1 Introduction

Comparative neuroscience and neurology of primate brains have been of an intriguing research topic for decades in that they help to uncover the mechanism mediating the development and evolution of brains [1, 2]. They also provide insight into the nature of both inter-species commonalities for brain regions of basic function and the divergence of brain organization in charge of higher function. Such knowledge provides valuable clues to build animal models to many human neuroscience studies. To this end, effective approaches are needed to facilitate neuroanatomy comparison cross species [3]. However, because the morphology of both the anatomy and axonal pathway are hugely different across species, conventional image registration methods could not apply to cross-species alignment [3, 4]. Therefore, the comparative studies in the literatures either were limited by studying only a few cortical regions and white matter fasciculi, such as those related to vision [4] and language [1], or connectome that is based on brain parcellation scheme shared by species, such as Brodmann areas [5]. In this respect, identification of a large group of species-preserved anatomical or connective landmarks could be an alternative approach to promoting cross-species comparative studies to a higher level.

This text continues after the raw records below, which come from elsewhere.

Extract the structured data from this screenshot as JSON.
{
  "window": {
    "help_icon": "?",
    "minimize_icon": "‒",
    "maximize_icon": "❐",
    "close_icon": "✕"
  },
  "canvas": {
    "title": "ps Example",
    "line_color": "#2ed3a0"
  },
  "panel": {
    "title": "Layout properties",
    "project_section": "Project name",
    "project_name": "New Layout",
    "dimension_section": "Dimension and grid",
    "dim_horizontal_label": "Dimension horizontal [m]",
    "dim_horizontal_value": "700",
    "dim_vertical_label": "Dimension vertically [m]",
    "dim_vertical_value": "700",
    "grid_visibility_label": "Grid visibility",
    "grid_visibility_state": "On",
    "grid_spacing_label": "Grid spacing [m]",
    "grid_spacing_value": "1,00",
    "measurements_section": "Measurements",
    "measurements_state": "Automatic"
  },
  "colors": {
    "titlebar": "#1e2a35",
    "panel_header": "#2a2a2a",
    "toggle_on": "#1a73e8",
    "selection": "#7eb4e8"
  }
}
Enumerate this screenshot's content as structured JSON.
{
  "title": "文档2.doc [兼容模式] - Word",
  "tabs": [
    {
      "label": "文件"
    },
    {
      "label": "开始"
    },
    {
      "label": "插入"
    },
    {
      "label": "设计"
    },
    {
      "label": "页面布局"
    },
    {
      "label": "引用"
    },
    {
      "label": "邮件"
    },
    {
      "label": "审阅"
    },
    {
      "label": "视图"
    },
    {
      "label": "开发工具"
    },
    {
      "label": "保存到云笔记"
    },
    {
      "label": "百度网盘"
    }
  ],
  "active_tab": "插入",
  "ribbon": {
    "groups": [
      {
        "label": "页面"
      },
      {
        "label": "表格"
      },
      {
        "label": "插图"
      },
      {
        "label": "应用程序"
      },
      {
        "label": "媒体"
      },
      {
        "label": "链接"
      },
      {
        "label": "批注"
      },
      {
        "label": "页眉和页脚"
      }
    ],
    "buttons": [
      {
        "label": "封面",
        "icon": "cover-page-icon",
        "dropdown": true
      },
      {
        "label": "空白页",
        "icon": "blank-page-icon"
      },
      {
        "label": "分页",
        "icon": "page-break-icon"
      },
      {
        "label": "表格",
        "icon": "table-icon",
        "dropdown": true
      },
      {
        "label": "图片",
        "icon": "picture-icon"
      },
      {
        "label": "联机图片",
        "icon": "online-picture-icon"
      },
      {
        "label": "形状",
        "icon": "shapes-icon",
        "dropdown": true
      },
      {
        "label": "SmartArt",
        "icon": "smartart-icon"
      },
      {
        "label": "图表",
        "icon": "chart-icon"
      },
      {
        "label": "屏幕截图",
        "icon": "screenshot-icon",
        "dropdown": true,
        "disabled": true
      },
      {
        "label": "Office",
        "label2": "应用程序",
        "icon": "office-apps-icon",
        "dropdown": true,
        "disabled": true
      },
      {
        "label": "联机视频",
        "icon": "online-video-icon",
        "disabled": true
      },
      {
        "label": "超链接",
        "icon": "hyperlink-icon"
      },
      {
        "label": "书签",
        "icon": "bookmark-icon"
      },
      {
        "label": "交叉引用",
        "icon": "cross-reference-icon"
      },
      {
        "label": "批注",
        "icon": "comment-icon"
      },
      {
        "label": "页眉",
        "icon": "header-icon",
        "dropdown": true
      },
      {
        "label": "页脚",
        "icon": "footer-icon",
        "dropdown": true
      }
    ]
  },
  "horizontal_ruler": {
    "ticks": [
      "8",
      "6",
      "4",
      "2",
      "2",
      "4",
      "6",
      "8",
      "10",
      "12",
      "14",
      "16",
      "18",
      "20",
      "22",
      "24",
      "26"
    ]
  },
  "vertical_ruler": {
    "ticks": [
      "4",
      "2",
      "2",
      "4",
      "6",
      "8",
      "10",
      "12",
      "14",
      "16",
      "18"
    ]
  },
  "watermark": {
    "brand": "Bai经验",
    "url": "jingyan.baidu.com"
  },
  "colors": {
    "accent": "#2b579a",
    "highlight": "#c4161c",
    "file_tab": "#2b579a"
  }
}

Recently, a novel cortical convolution pattern, termed gyral hinge (white dots in Fig. 1(b)), the conjunction of several gyri, was found which possesses unique anatomical and connective profiles [6] in contrast to other cortical patterns. More importantly, correspondences of such gyral hinges were successfully found across human brains with huge variations and even across species. Moreover, corresponding gyral hinges were found to possess consistent white matter fiber morphologies across subjects and species [7]. Along this line, in this paper, we aim to investigate whether these gyral hinges can be used as landmarks for cross-species brain alignment. Using T1-weighted MRI and diffusion MRI (dMRI), we firstly adopted the method in [8] to identify gyral hinges of 3 spokes (3-hinge for short) on the entire cortices of human and macaque individuals. They were then used as nodes to infer dMRI derived individual connective matrix. Finally, a framework was proposed to establish correspondences of these 3-hinges across individuals and species by group-wisely matching the connective matrices. The results demonstrate that the identified corresponding 3-hinges possess consistent connective patterns across subjects and species, and the consistency outperforms those results obtained by conventional image registration methods. The cross-species correspondences were further validated by previous reports. Taken together, it proves promising to use them as landmarks for cross-species alignment, and also suggesting a new relationship between cortical folding and structural connection in species comparative studies.

Fig. 1.
figure 1

The framework of data processing and analysis. (a)–(d): the data processing steps 1–3 were in individual space and within species. (a) White matter cortical surfaces; (b) white dots represent the locations of 3-hinges and black curves represent gyral crest lines. Surfaces are color-coded by curvatures. Red regions have positive curvatures while blue ones have negative values; (c) streamline fibers that connect 3-hinges; (d) the structural connective matrices. Step 1: 3-hinge identification; step 2: extracting streamline fibers connecting the 3-hinges; step 3: reconstructing individual structural connective matrices based on (c). (e)–(f) intra-species and inter-species group-wise analyses. (e) Identified 3-hinges consistent across subjects within species via step 4; (f) Identified 3-hinges that have cross species correspondence via step 5.

2 Materials and Methods

2.1 Overview

Figure 1 illustrates an overview of the analysis framework. In general, the aim of the work is to identify species-preserved 3-hinges in terms of their structural connectivities. The framework was divided to two parts. In the first part (shallow shade in Fig. 1), data processing and analysis were performed on individual space. White matter surfaces were reconstructed from T1-weighted MRI, on which 3-hinges are detected. DMRI derived deterministic streamline fibers were extracted if they connect any two of the 3-hinges, based on which individual connective matrix was constructed. In the second part (dark shade in Fig. 1), 3-hinges were identified which are consistent across subjects within species in terms of their connective patterns. Based on such group-wisely consistent 3-hinges and their connective matrices, the 3-hinges preserved across species were identified if the connective patterns of them are similar between the species.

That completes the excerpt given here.